Beberapa tahun belakangan ini demo telah terjadi di negeri ini. Baik dari demo pemilu dari pengusung Prabowo-Sandi, demo tolak RUU KUHP oleh para mahasiswa, demo tolak RUU KPK yang digawangi mahasiswa, demo RUU cipta kerja oleh butuh, mahasiswa dan lainnya, demo tolak presiden 3 periode dan yang terakhir demo RUU Pilkada 2024 oleh elemen mahasiswa, buruh, hingga sejumlah komika melakukan unjuk rasa diberbagai kota atas kedzaliman yang dilakukan penguasa. Salah satunya, terkait revisi Rancangan undang-undang (RUU) Pemilihan Kepala Daerah (Pilkada) yang dinilai akan menganulir keputusan Mahkamah Konstitusi (MK) tentang pilkada (voaindonesia.com)

Sesungguhnya Aksi yang  digawangi oleh para pemuda ini menandakan bahwa perubahan besar itu bisa terjadi dari tangan mereka. Dimana potensi besar memang berada ditangan para pemuda. Pernyataan bung Tomo, "Beri aku 10 pemuda, niscaya akan kuguncangkan dunia”. 

Yang tidak tidak berbeda masa muda dalam Islam, yang akan menjadi salah satu masa yang akan dimintai pertanggungjawaban diakhirat kelak. Karena segala kekuatan, kemampuan, dan ketinggian pemikiran bisa terkumpul dimasa itu. 

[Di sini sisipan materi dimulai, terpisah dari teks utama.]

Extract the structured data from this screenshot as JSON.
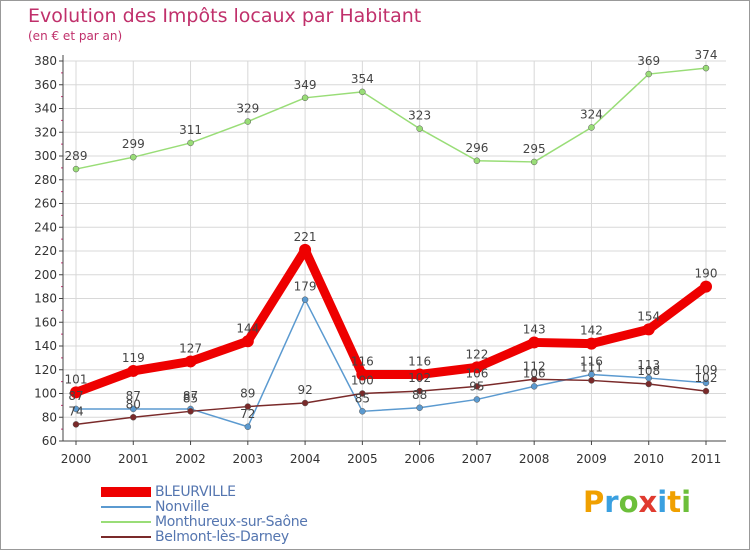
{
  "title": "Evolution des Impôts locaux par Habitant",
  "subtitle": "(en € et par an)",
  "logo_text": "Proxiti",
  "logo_letters": [
    "P",
    "r",
    "o",
    "x",
    "i",
    "t",
    "i"
  ],
  "logo_colors": [
    "#f0a000",
    "#3aa0e0",
    "#6cbf3a",
    "#e03a2f",
    "#3aa0e0",
    "#f0a000",
    "#6cbf3a"
  ],
  "chart_data": {
    "type": "line",
    "title": "Evolution des Impôts locaux par Habitant",
    "subtitle": "(en € et par an)",
    "xlabel": "",
    "ylabel": "",
    "x": [
      "2000",
      "2001",
      "2002",
      "2003",
      "2004",
      "2005",
      "2006",
      "2007",
      "2008",
      "2009",
      "2010",
      "2011"
    ],
    "ylim": [
      60,
      380
    ],
    "yticks": [
      60,
      80,
      100,
      120,
      140,
      160,
      180,
      200,
      220,
      240,
      260,
      280,
      300,
      320,
      340,
      360,
      380
    ],
    "grid": true,
    "legend_position": "bottom-left",
    "series": [
      {
        "name": "BLEURVILLE",
        "color": "#ee0000",
        "width": 9,
        "values": [
          101,
          119,
          127,
          144,
          221,
          116,
          116,
          122,
          143,
          142,
          154,
          190
        ]
      },
      {
        "name": "Nonville",
        "color": "#5b9ad0",
        "width": 1.5,
        "values": [
          87,
          87,
          87,
          72,
          179,
          85,
          88,
          95,
          106,
          116,
          113,
          109
        ]
      },
      {
        "name": "Monthureux-sur-Saône",
        "color": "#99dd77",
        "width": 1.5,
        "values": [
          289,
          299,
          311,
          329,
          349,
          354,
          323,
          296,
          295,
          324,
          369,
          374
        ]
      },
      {
        "name": "Belmont-lès-Darney",
        "color": "#7a2a2a",
        "width": 1.5,
        "values": [
          74,
          80,
          85,
          89,
          92,
          100,
          102,
          106,
          112,
          111,
          108,
          102
        ]
      }
    ]
  }
}
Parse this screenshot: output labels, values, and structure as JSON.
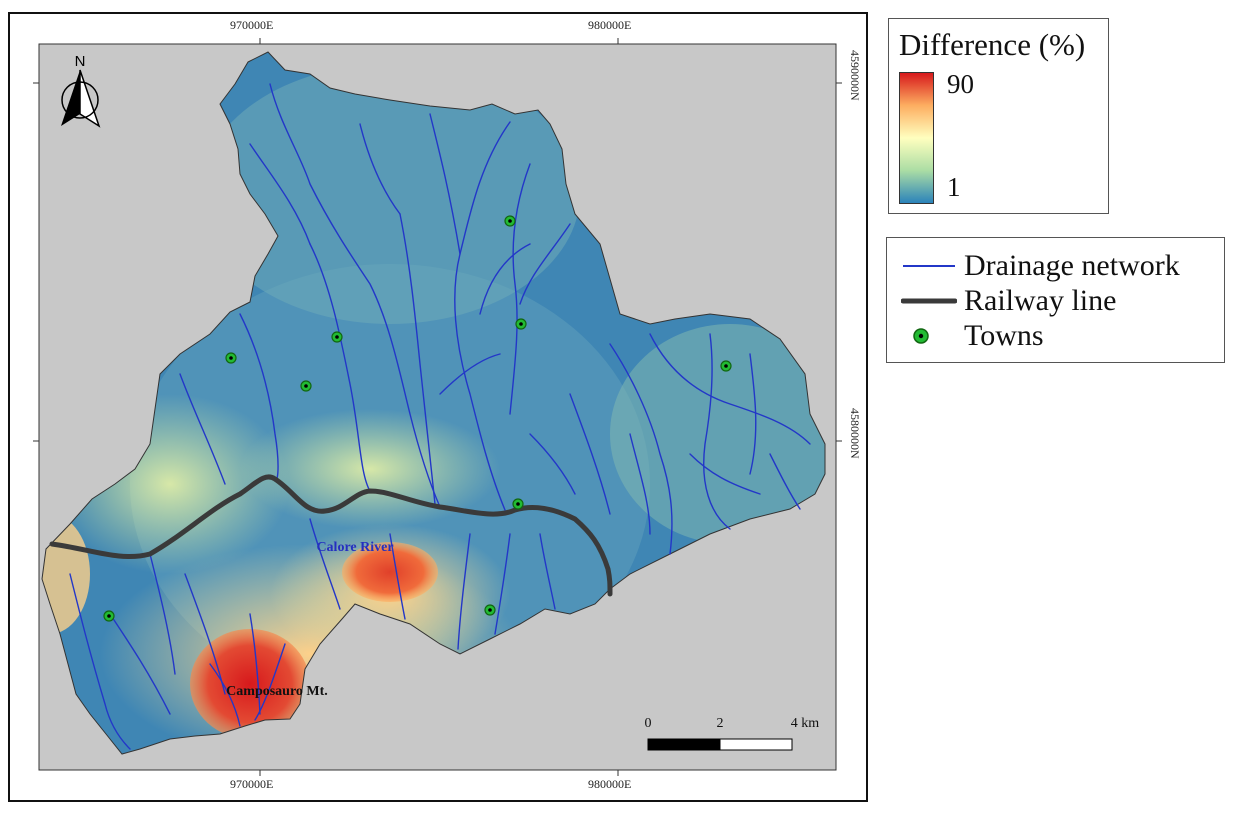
{
  "map": {
    "grid_labels": {
      "easting_top": [
        "970000E",
        "980000E"
      ],
      "easting_bottom": [
        "970000E",
        "980000E"
      ],
      "northing_right": [
        "4590000N",
        "4580000N"
      ]
    },
    "north_arrow_letter": "N",
    "annotations": {
      "river": "Calore River",
      "mountain": "Camposauro Mt."
    },
    "scale_bar": {
      "ticks": [
        "0",
        "2",
        "4 km"
      ]
    },
    "colors": {
      "background": "#c8c8c8",
      "drainage": "#2337c8",
      "railway": "#3a3a3a",
      "town_fill": "#22bb33"
    },
    "town_count": 9
  },
  "legend_difference": {
    "title": "Difference (%)",
    "max_label": "90",
    "min_label": "1",
    "colors": [
      "#d7191c",
      "#fdae61",
      "#ffffbf",
      "#abdda4",
      "#2b83ba"
    ]
  },
  "legend_features": {
    "items": [
      {
        "label": "Drainage network",
        "symbol": "blue-line"
      },
      {
        "label": "Railway line",
        "symbol": "thick-gray-line"
      },
      {
        "label": "Towns",
        "symbol": "green-dot"
      }
    ]
  }
}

Namun, perlu diperhatikan bahwa perubahan yang hakiki bukan hanya didasari pada kekuatan emosional semata namun juga pada visi perubahan yang benar. Melihat berbagai kedzaliman yang dilakukan penguasa tidak hanya yang terkait demo semata tetapi juga masih banyak lagi seperti, menaikan pajak dan meluaskan objek pajaknya, menaikan harga BBM, listrik, hingga bahan makanan pokok,  tingginya biaya kesehatan, pendidikan, serta meningkatkan berbagai punggutan asuransi yang dipaksakan. Namun, disisi lain malah menyerahkan sumber daya alam (SDA) negeri ini yang harusnya milik rakyat kepada swasta dan asing, sehingga terjadilah kemiskinan yang sistematis.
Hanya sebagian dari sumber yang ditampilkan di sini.